Why Beckham’s Miami move is about much more than the money

By Ellis Hill

In the neighbourhood of downtown Miami, Florida, a high-pitched man from London may have won the lottery. As he stands in front of the flashing camera bulbs holding a scarf up for the entranced media, you’d imagine he must be quite happy with himself.

That man, David Beckham, was a star footballer in MLS before it was vogue, and that, in part, laid the groundwork for his upcoming spoils. In the $250 million deal which brought the Englishman to American shores in 2007, a clause was struck: once retired, the player could buy-in to an MLS franchise for $25 million, his golden ticket. Expansion teams to the league cost a lot – at least a $100 million, the fee paid by Manchester City to found a New York City franchise back in 2013 – and thus as the dust cleared from his Miami buy-in announcement in January, a shrewd sort of business sense was emerging.

US soccer is growing at an astonishing rate, with the three most-viewed MLS games of all-time being played in the last two years and 2017’s overall attendance now thrusting the league into the top five of global attendance. While the recent failure to qualify for the World Cup will dampen spirits among armchair purists in the US, Beckham’s Miami plans will be unaffected as the franchise won’t be established until long after the competition.

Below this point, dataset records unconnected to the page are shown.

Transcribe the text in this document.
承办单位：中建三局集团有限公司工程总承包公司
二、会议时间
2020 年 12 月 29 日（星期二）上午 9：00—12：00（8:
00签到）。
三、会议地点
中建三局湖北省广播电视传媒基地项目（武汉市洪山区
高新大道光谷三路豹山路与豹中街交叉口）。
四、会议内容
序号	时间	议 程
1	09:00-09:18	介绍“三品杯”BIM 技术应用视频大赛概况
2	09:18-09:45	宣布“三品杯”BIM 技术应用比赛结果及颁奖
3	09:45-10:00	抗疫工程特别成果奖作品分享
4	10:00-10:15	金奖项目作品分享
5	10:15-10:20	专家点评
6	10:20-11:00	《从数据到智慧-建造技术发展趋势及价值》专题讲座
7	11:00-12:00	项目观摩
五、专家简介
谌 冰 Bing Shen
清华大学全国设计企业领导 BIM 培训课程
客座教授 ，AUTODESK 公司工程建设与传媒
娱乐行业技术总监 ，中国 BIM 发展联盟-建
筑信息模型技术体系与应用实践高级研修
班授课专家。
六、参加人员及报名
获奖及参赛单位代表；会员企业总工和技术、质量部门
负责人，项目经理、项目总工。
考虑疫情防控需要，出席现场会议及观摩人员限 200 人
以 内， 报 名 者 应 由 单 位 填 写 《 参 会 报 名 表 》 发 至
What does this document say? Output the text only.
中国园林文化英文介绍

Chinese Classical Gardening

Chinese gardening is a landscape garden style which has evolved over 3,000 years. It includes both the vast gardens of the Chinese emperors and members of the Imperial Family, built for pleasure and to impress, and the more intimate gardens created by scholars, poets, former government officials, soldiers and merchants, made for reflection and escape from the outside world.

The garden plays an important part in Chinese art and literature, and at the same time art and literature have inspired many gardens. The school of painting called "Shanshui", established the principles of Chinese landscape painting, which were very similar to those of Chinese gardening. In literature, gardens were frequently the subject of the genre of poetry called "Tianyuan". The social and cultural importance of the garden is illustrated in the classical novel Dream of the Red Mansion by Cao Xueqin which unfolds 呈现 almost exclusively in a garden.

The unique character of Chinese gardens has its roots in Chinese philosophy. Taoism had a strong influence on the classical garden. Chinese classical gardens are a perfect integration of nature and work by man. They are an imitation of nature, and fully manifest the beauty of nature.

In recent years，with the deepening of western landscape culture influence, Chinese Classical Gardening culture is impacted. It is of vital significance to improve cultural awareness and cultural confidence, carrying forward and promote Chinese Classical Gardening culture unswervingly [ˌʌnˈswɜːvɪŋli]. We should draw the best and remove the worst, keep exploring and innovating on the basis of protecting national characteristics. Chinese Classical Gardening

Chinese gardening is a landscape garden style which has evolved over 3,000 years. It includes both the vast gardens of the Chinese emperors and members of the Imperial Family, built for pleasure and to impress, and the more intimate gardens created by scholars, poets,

Indeed, the US team are not fatally wounded either – unlike the young pretender Freddy Adu or stalwart Landon Donovan, they finally have a bankable European star in Christian Pulisic, and long may his stock rise. Mooted moves to Manchester United and Bayern Munich may not materialise soon for the 19-year-old, yet time is on his side and US soccer shall continue its rise regardless of one man.

With the lure of big cash usurped by Chinese magnates and younger household names from Europe still heading west to American teams – think Giovani Dos Santos and Carlos Vela – MLS is no longer a ‘retirement league’ where aged players impersonate the game for big bucks.

David Beckham may look no further than the success story of Atlanta United in bordering state Georgia. Average home attendance for the club, which has only competed in one professional season, runs at 48,000, a feat described by MLS commissioner Don Garber as “the story in pro sports. I’m proud to say that.”

As the Miami venture was officially unveiled last month with great media fanfare, you cannot help but think this is one of the greatest pay-offs in sporting history. For America, Beckham brought more attention to US football than any single player since Pelé when he joined the New York Cosmos in 1975. For Beckham, this represents a chance at something even Pelé couldn’t do: make Americans fall in love with the ‘beautiful game’.

David Beckham is no philosopher – every one of his books has been ghostwritten and he does not muse about football ideology like a Cruyff or a Guardiola. Yet perhaps unwittingly he is now a figurehead of a larger movement, one which seeps through every pore of the American soccer landscape.

Unlike his original move, this growth is natural, and that’s what makes it exciting. Beckham is already a rich man many times over – this isn’t all about money, this is about a country finally embracing soccer-mania.